Regenerating waste heat to increase efficiency, GTV differed from previous incarnations by incorporating one turbine to drive the compressor, the second being drive shaft connected. A two stage heat exchanger lowered exhaust gas temperatures to a rated 1050° C. Iwai observed that significant improvements could be had “at 1350,” but this required greater usage of ceramics, with added cost. Iwai’s team were impressed by the turbine’s reliability too, with one of their prototypes having reached 38,000 miles without requiring anything beyond normal servicing.

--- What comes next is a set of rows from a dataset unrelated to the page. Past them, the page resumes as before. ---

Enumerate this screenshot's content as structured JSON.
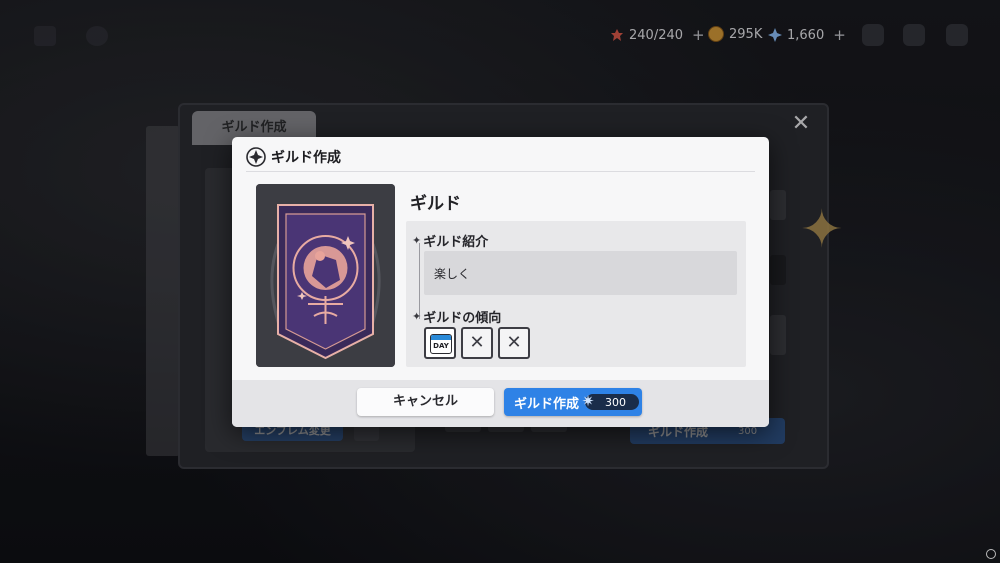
{
  "topbar": {
    "resources": [
      {
        "icon": "stamina-icon",
        "value": "240/240",
        "has_plus": true
      },
      {
        "icon": "gold-coin-icon",
        "value": "295K",
        "has_plus": false
      },
      {
        "icon": "crystal-icon",
        "value": "1,660",
        "has_plus": true
      }
    ],
    "plus": "+"
  },
  "background": {
    "tab_label": "ギルド作成",
    "close_glyph": "✕",
    "emblem_change_label": "エンブレム変更",
    "create_label": "ギルド作成",
    "create_cost": "300"
  },
  "dialog": {
    "title": "ギルド作成",
    "guild_name": "ギルド",
    "intro_label": "ギルド紹介",
    "intro_text": "楽しく",
    "tendency_label": "ギルドの傾向",
    "tendencies": [
      {
        "icon": "calendar-day-icon",
        "label": "DAY"
      },
      {
        "icon": "empty-slot-icon",
        "label": "✕"
      },
      {
        "icon": "empty-slot-icon",
        "label": "✕"
      }
    ],
    "cancel_label": "キャンセル",
    "create_label": "ギルド作成",
    "create_cost": "300",
    "accent_color": "#2e82e6"
  }
}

Nevertheless, he was also acutely aware of the car’s shortcomings. Firstly, the engine’s weight, a stout 440 lbs. Compare that to a contemporary Celica’s 330 lbs mill, swiftly followed by poorer fuel economy to the tune of 20-30% to that of a reciprocating equivalent. Even with instant torque, turbine lag made for kangaroo style progress at city driving speeds, hardly conducive to a Toyota’s normal easy going, slick image. The meatiest problem encountered however was that of torque and its affects upon the automatic transmission fitted to early prototypes, the turbine producing more turning effort than the converter could initially cope with. Shaft speeds were reduced and a softening of the gearbox’s characteristics slowly but surely began to yield results.
While overall, Car found in the GTV’s favour, turbine lag rather spoiled Kacher’s review of this competent and indulgent coupé, a matter readily acknowledged by Toyota’s Mister Turbine. Iwai informed his interrogator that it would take “ten to fifteen years” (from mid-1988) in order to see a viable production creation – the new millennium.
Replacing these turbines with a petrol engine led to a car born from those patient years of trial and error – the Prius, whose silky CVT gearbox would be honed in the GTV – and the only item from the 1987 prototype to make it to series production.
But does the gas turbine have any future now in an automotive application? While the amount of research, time and financial investment remain incontrovertible, there is no getting away from the fact that electric motors and batteries drive the current momentum. Perhaps in this battery EV free-for-all, Toyota have despaired of ever seeing the project take flight. But akin to Hollywood, the car industry loves a sequel, so never say never.
 The fuel (of whatever form chosen) which produced the power was converted into electrical energy by the generator. Fixed direct current (DC) entered the chopper or Electricity Control Unit, creating variable direct current to both boot mounted battery and wheels.
 At the close of that 22nd motor show, Toyota quietly tucked away the tiny turbine prototype until the 2009 motor show. Whether nostalgia brought it back into the public domain is unclear but the car had somehow grown an ugly and large bonnet scoop along with alloy wheels and a black roof. Your author could find no information regarding underbody changes.
 “Management have not questioned cost. When that happens, the final countdown has begun.”
 “Drive fast, the car is best at speed” – Iwai.
 Featured in the August 1988 issue of Car magazine.
 The original auto-box had originated in a Toyota Crown. A manual gearbox was tried very briefly but soon rejected.